Batasan ini mencakup yatim yang masih ada hubungan kekerabatan dengan si pemeliharanya atau dari orang lain yang tak memiliki hubungan kekerabatan. Sebagaimana yang dikatakan oleh Syaikh Salim bin ‘Id al-Hilali ketika mengomentari hadits berikut:

كَافِلُ الْيَتِيمِ لَهُ أَوْ لِغَيْرِهِ أَنَا وَهُوَ كَهَاتَيْنِ فِي الْجَنَّةِ وَأَشَارَ الرَّاوِيُ وَهُوَ مَالِكُ بْنُ أَنَسٍ بِالسَّبَّابَةِ وَالْوُسْطَى

“Pemelihara anak yatim, baik dari kerabatnya atau orang lain, aku dan dia (kedudukannya) seperti dua jari ini di surga nanti.” Dan perawi, yaitu Malik bin Anas berisyarat dengan jari telunjuk dan jari tengahnya.[2]

Beliau berkata, “Makna (لَهُ أوْ لِغَيْرِه ) adalah kerabatnya ataupun ajnabi (orang lain). Sedangkan (yang termasuk) kerabat di sini, ialah ibu sang yatim, saudara laki-lakinya atau pihak-pihak selain mereka yang memiliki kekerabatan dengannya. Wallahu a’lam.”[3]

Sebagian ahli fikih juga memasukkan dalam kategori anak yatim ini, mereka yang kehilangan orang tuanya karena sakit dalam waktu yang sangat lama, atau karena perceraian, safar, jihad, hilang dan sebab-sebab lain. Dan seorang anak akan keluar dari batasannya sebagai yatim, ketika ia telah mencapai usia baligh, sesuai dengan hadits:

لاَ يُتْمَ بَعْدَ احْتِلاَمٍ

“Tidak ada keyatiman setelah baligh.[4]

Kerabat atau keluarga serta pihak-pihak yang memiliki hubungan dengannya lebih berhak untuk berbuat baik kepada si yatim, memenuhi kebutuhannya, mendidik, mengarahkan, mengasihi, mengayomi, menyayangi serta mengasuhnya hingga ia tumbuh menjadi pribadi yang baik dan matang, serta siap menghadapi hidup ketika ia telah dewasa. Meski demikian, syariat Islam yang sempurna tidak membatasi kewajiban berbuat baik kepada anak yatim hanya pada kerabatnya saja, namun kewajiban ini juga berlaku umum bagi setiap kaum muslimin sesuai dengan kadar kemampuan mereka.

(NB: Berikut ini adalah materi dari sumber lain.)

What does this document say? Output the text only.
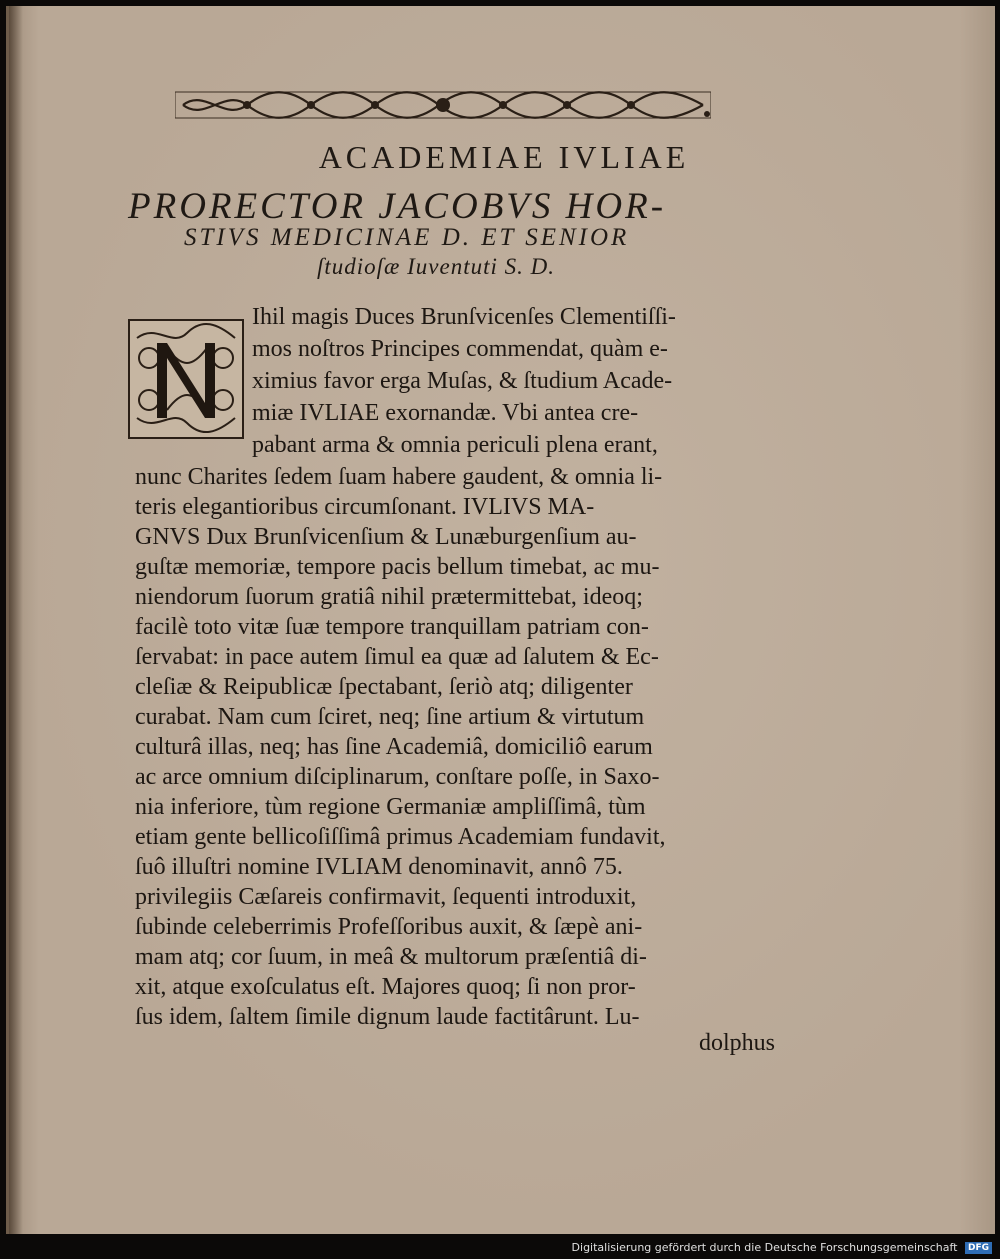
ACADEMIAE IVLIAE
PRORECTOR JACOBVS HOR-
STIVS MEDICINAE D. ET SENIOR
ſtudioſæ Iuventuti S. D.
Ihil magis Duces Brunſvicenſes Clementiſſi-
mos noſtros Principes commendat, quàm e-
ximius favor erga Muſas, & ſtudium Acade-
miæ IVLIAE exornandæ. Vbi antea cre-
pabant arma & omnia periculi plena erant,
nunc Charites ſedem ſuam habere gaudent, & omnia li-
teris elegantioribus circumſonant. IVLIVS MA-
GNVS Dux Brunſvicenſium & Lunæburgenſium au-
guſtæ memoriæ, tempore pacis bellum timebat, ac mu-
niendorum ſuorum gratiâ nihil prætermittebat, ideoq;
facilè toto vitæ ſuæ tempore tranquillam patriam con-
ſervabat: in pace autem ſimul ea quæ ad ſalutem & Ec-
cleſiæ & Reipublicæ ſpectabant, ſeriò atq; diligenter
curabat. Nam cum ſciret, neq; ſine artium & virtutum
culturâ illas, neq; has ſine Academiâ, domiciliô earum
ac arce omnium diſciplinarum, conſtare poſſe, in Saxo-
nia inferiore, tùm regione Germaniæ ampliſſimâ, tùm
etiam gente bellicoſiſſimâ primus Academiam fundavit,
ſuô illuſtri nomine IVLIAM denominavit, annô 75.
privilegiis Cæſareis confirmavit, ſequenti introduxit,
ſubinde celeberrimis Profeſſoribus auxit, & ſæpè ani-
mam atq; cor ſuum, in meâ & multorum præſentiâ di-
xit, atque exoſculatus eſt. Majores quoq; ſi non pror-
ſus idem, ſaltem ſimile dignum laude factitârunt. Lu-
dolphus
Digitalisierung gefördert durch die Deutsche Forschungsgemeinschaft DFG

Adapun Arti “menanggung anak yatim” adalah mengurusi dan memperhatikan semua keperluan hidupnya, seperti nafkah (makan dan minum), pakaian, mengasuh dan mendidiknya dengan pendidikan Islam yang benar.[5]

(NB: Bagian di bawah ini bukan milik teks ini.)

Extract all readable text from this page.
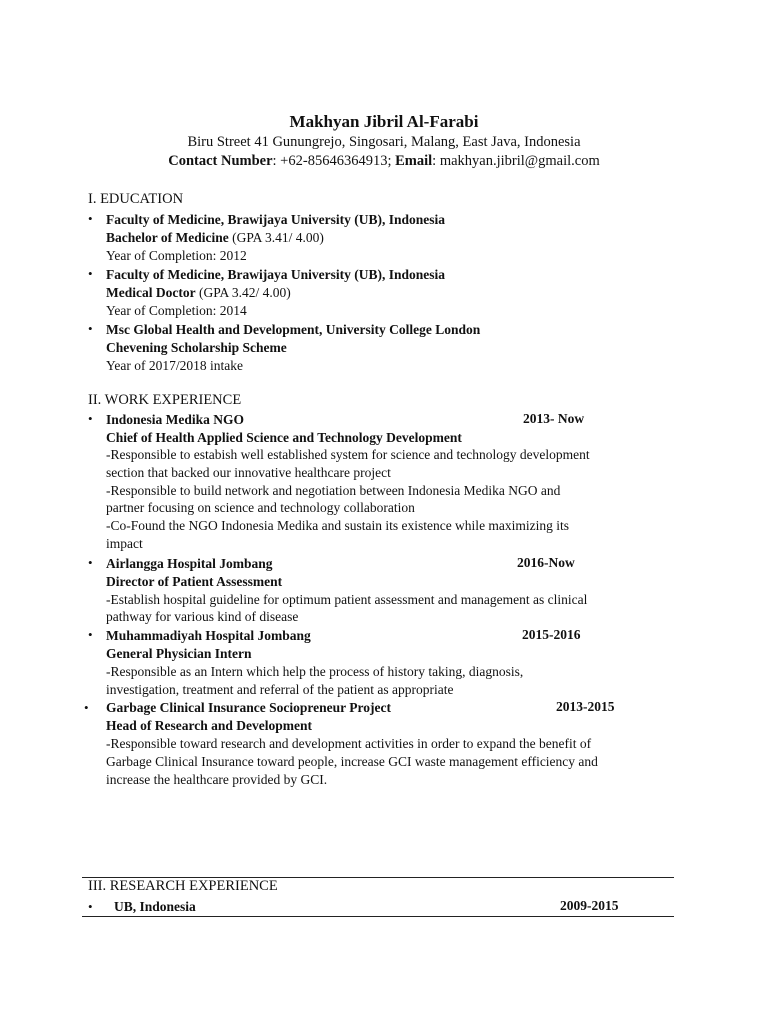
Makhyan Jibril Al-Farabi
Biru Street 41 Gunungrejo, Singosari, Malang, East Java, Indonesia
Contact Number: +62-85646364913; Email: makhyan.jibril@gmail.com
I. EDUCATION
• Faculty of Medicine, Brawijaya University (UB), Indonesia
Bachelor of Medicine (GPA 3.41/ 4.00)
Year of Completion: 2012
• Faculty of Medicine, Brawijaya University (UB), Indonesia
Medical Doctor (GPA 3.42/ 4.00)
Year of Completion: 2014
• Msc Global Health and Development, University College London
Chevening Scholarship Scheme
Year of 2017/2018 intake
II. WORK EXPERIENCE
• Indonesia Medika NGO	2013- Now
Chief of Health Applied Science and Technology Development
-Responsible to estabish well established system for science and technology development
section that backed our innovative healthcare project
-Responsible to build network and negotiation between Indonesia Medika NGO and
partner focusing on science and technology collaboration
-Co-Found the NGO Indonesia Medika and sustain its existence while maximizing its
impact
• Airlangga Hospital Jombang	2016-Now
Director of Patient Assessment
-Establish hospital guideline for optimum patient assessment and management as clinical
pathway for various kind of disease
• Muhammadiyah Hospital Jombang	2015-2016
General Physician Intern
-Responsible as an Intern which help the process of history taking, diagnosis,
investigation, treatment and referral of the patient as appropriate
• Garbage Clinical Insurance Sociopreneur Project	2013-2015
Head of Research and Development
-Responsible toward research and development activities in order to expand the benefit of
Garbage Clinical Insurance toward people, increase GCI waste management efficiency and
increase the healthcare provided by GCI.
III. RESEARCH EXPERIENCE
• UB, Indonesia	2009-2015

PISAHKAN HARTA PRIBADI DARI MILIK ANAK YATIM

Banyak nash syar’i yang menegaskan keutamaan menyantuni anak yatim dan menjanjikan balasan agung bagi para pemelihara anak yatim. Di antaranya, firman Allah ﷻ:

Dan mereka bertanya kepadamu tentang anak yatim, katakanlah, “Mengurusi urusan mereka secara patut adalah baik, dan jika kamu memperggauli mereka, maka mereka adalah saudaramu.” (QS. al-Baqarah: 220)

Syaikh Abdurrahman as-Sa’di menjelaskan makna ayat di atas, “Ketika turun ayat:

Sesungguhnya orang-orang yang memakan harta anak yatim secara zalim, sebenarnya mereka menelan api sepenuh perutnya dan mereka akan masuk ke dalam api yang menyala-nyala. (QS. an-Nisa’: 10)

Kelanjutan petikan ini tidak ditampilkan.